Model La’Tecia Thomas is the latest to acknowledge an overly airbrushed image of herself. The Australian beauty uploaded side-by-side images, which she says were taken around the same time, to Instagram this week.
On the left is her in a red lace teddy, smooth thighs and arms and a clear face, all photoshopped to perfection. On the right is also Thomas, this time in a red two-piece swimsuit, the photo completely raw and unedited.
She’s gorgeous in both photos, but very clearly, the one on the right does look more human than the one on the left.
“What you see online or in the media isn’t always the complete truth. This is not about putting anyone on blast but more so a reminder to not compare yourself to anyone else,” Thomas writes on her Instagram page.
The model goes on to say that she too feels the pressure of unrealistic beauty standards, even when she sees a manipulated image of herself.
“When I look at the left images I’m like damn can I please look like that and its Fk$!n ME!?! If I can’t be that person on the left (which is absurd because it’s me) then I can only imagine the effect this has on women.”

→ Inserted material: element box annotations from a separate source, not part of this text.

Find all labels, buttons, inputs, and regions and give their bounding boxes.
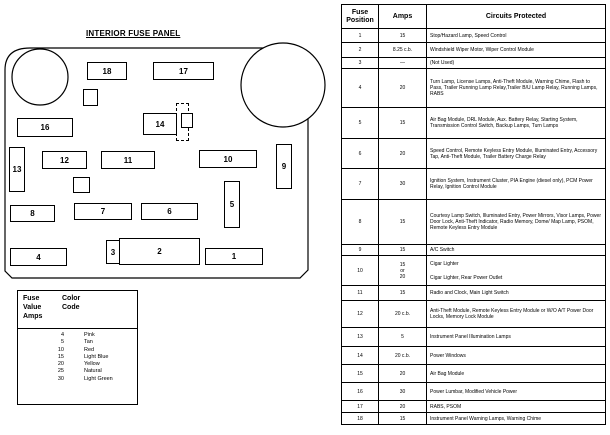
- header-amps: Amps: [378, 4, 427, 29]
- table-row: 1 15 Stop/Hazard Lamp, Speed Control: [341, 28, 606, 43]
- circuits-stack: Cigar Lighter Cigar Lighter, Rear Power …: [426, 255, 606, 286]
- fuse-14: 14: [143, 113, 177, 135]
- table-row: 3 — (Not Used): [341, 57, 606, 69]
- relay-small-box: [181, 113, 193, 128]
- fuse-7: 7: [74, 203, 132, 220]
- color-table-amps-column: 4 5 10 15 20 25 30: [57, 332, 64, 382]
- fuse-10: 10: [199, 150, 257, 168]
- fuse-11: 11: [101, 151, 155, 169]
- table-row: 13 5 Instrument Panel Illumination Lamps: [341, 327, 606, 347]
- table-row: 9 15 A/C Switch: [341, 244, 606, 256]
- table-row: 18 15 Instrument Panel Warning Lamps, Wa…: [341, 412, 606, 425]
- header-circuits: Circuits Protected: [426, 4, 606, 29]
- panel-title: INTERIOR FUSE PANEL: [86, 29, 181, 38]
- fuse-3: 3: [106, 240, 120, 264]
- table-row: 14 20 c.b. Power Windows: [341, 346, 606, 365]
- fuse-13: 13: [9, 147, 25, 192]
- table-row: 5 15 Air Bag Module, DRL Module, Aux. Ba…: [341, 107, 606, 139]
- fuse-17: 17: [153, 62, 214, 80]
- color-table-color-column: Pink Tan Red Light Blue Yellow Natural L…: [84, 332, 113, 382]
- fuse-18: 18: [87, 62, 127, 80]
- amps-stack: 15 or 20: [378, 255, 427, 286]
- table-row: 15 20 Air Bag Module: [341, 364, 606, 383]
- table-row: 2 8.25 c.b. Windshield Wiper Motor, Wipe…: [341, 42, 606, 58]
- color-table-divider: [18, 328, 137, 329]
- right-mounting-circle: [240, 42, 326, 128]
- header-fuse-position: Fuse Position: [341, 4, 379, 29]
- table-row: 11 15 Radio and Clock, Main Light Switch: [341, 285, 606, 301]
- table-row: 6 20 Speed Control, Remote Keyless Entry…: [341, 138, 606, 169]
- left-mounting-circle: [11, 48, 69, 106]
- fuse-9: 9: [276, 144, 292, 189]
- fuse-8: 8: [10, 205, 55, 222]
- fuse-6: 6: [141, 203, 198, 220]
- color-table-header-color: Color Code: [62, 295, 81, 311]
- circuits-protected-table: Fuse Position Amps Circuits Protected 1 …: [341, 4, 606, 425]
- fuse-color-code-table: Fuse Value Amps Color Code 4 5 10 15 20 …: [17, 290, 138, 405]
- fuse-12: 12: [42, 151, 87, 169]
- table-header-row: Fuse Position Amps Circuits Protected: [341, 4, 606, 29]
- fuse-5: 5: [224, 181, 240, 228]
- fuse-16: 16: [17, 118, 73, 137]
- fuse-4: 4: [10, 248, 67, 266]
- fuse-1: 1: [205, 248, 263, 265]
- table-row: 7 30 Ignition System, Instrument Cluster…: [341, 168, 606, 200]
- table-row: 17 20 RABS, PSOM: [341, 400, 606, 413]
- fuse-2: 2: [119, 238, 200, 265]
- table-row: 16 30 Power Lumbar, Modified Vehicle Pow…: [341, 382, 606, 401]
- table-row: 8 15 Courtesy Lamp Switch, Illuminated E…: [341, 199, 606, 245]
- relay-small-box: [83, 89, 98, 106]
- color-table-header-amps: Fuse Value Amps: [23, 295, 43, 320]
- relay-small-box: [73, 177, 90, 193]
- table-row: 12 20 c.b. Anti-Theft Module, Remote Key…: [341, 300, 606, 328]
- table-row: 10 15 or 20 Cigar Lighter Cigar Lighter,…: [341, 255, 606, 286]
- table-row: 4 20 Turn Lamp, License Lamps, Anti-Thef…: [341, 68, 606, 108]
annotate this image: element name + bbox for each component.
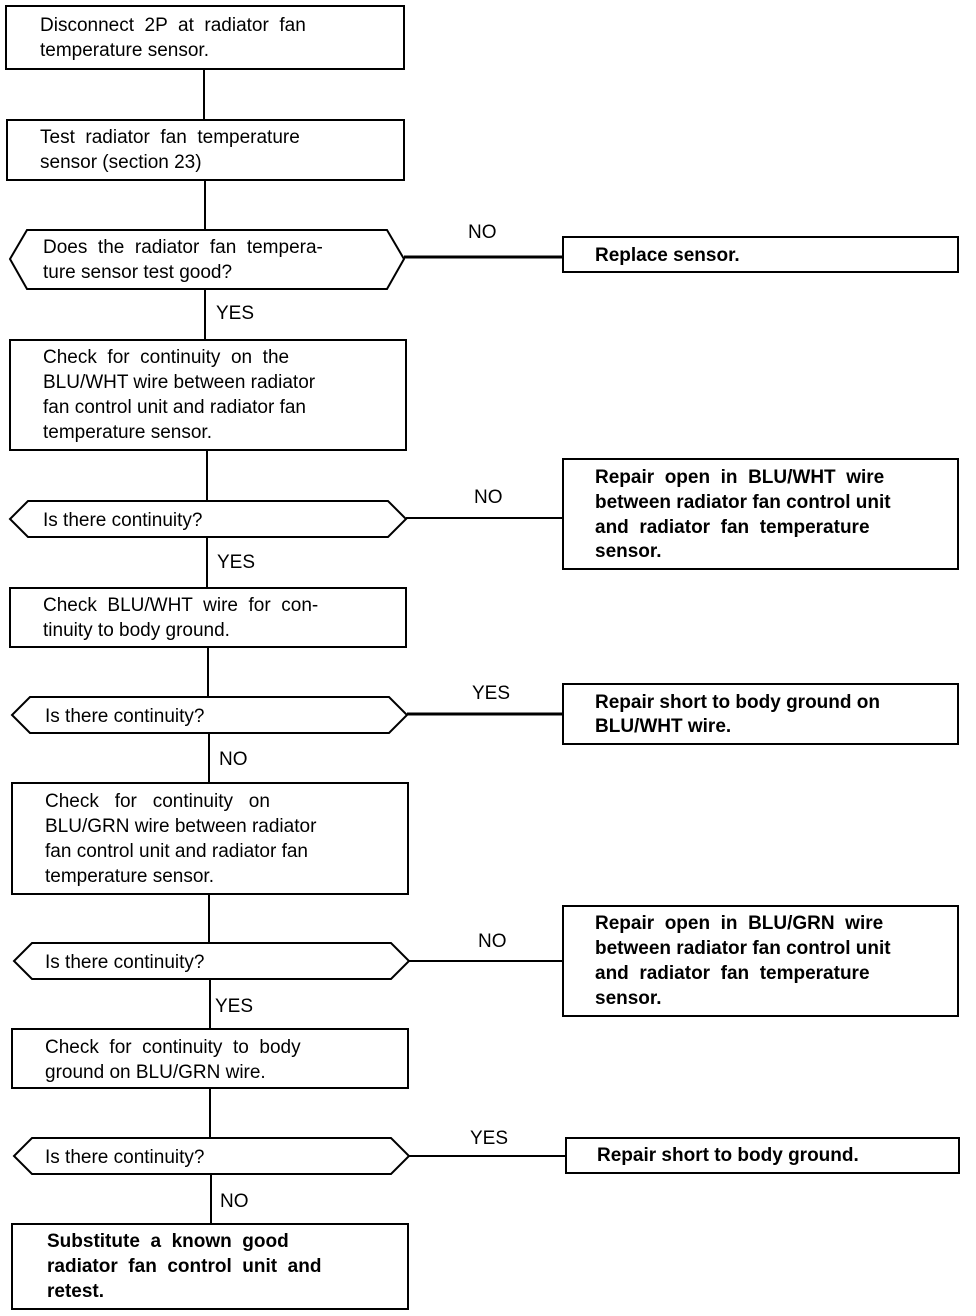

Thomas notes that she doesn’t always have control over what brands and businesses ended up doing with images she’s photographed in, so that’s why she feels the need to be honest on social media. It’s a refreshing message and one that her 660,000 strong audience should applaud her for. Or maybe a full-on standing ovation?
“I think both images are beautiful, but be realistic with yourself, you don’t need to look a certain way to be appreciated and know that you’re worthy,” she adds.
The truth is, Thomas is a natural beauty–just look at this no-makeup selfie she uploaded this week:
If the industry feels the need to enhance the beauty of the already beautiful, how the heck are the rest of us ever supposed to compete!?
Fortunately, we have models like Thomas who are fighting to be transparent about the fakeness that affects parts of the fashion and beauty industry, and shops like CVS in the States taking steps to ban manipulated photos on their beauty shelves. They’re all small steps towards solving a bigger issue, but sometimes it takes a hundred little actions to make something stick.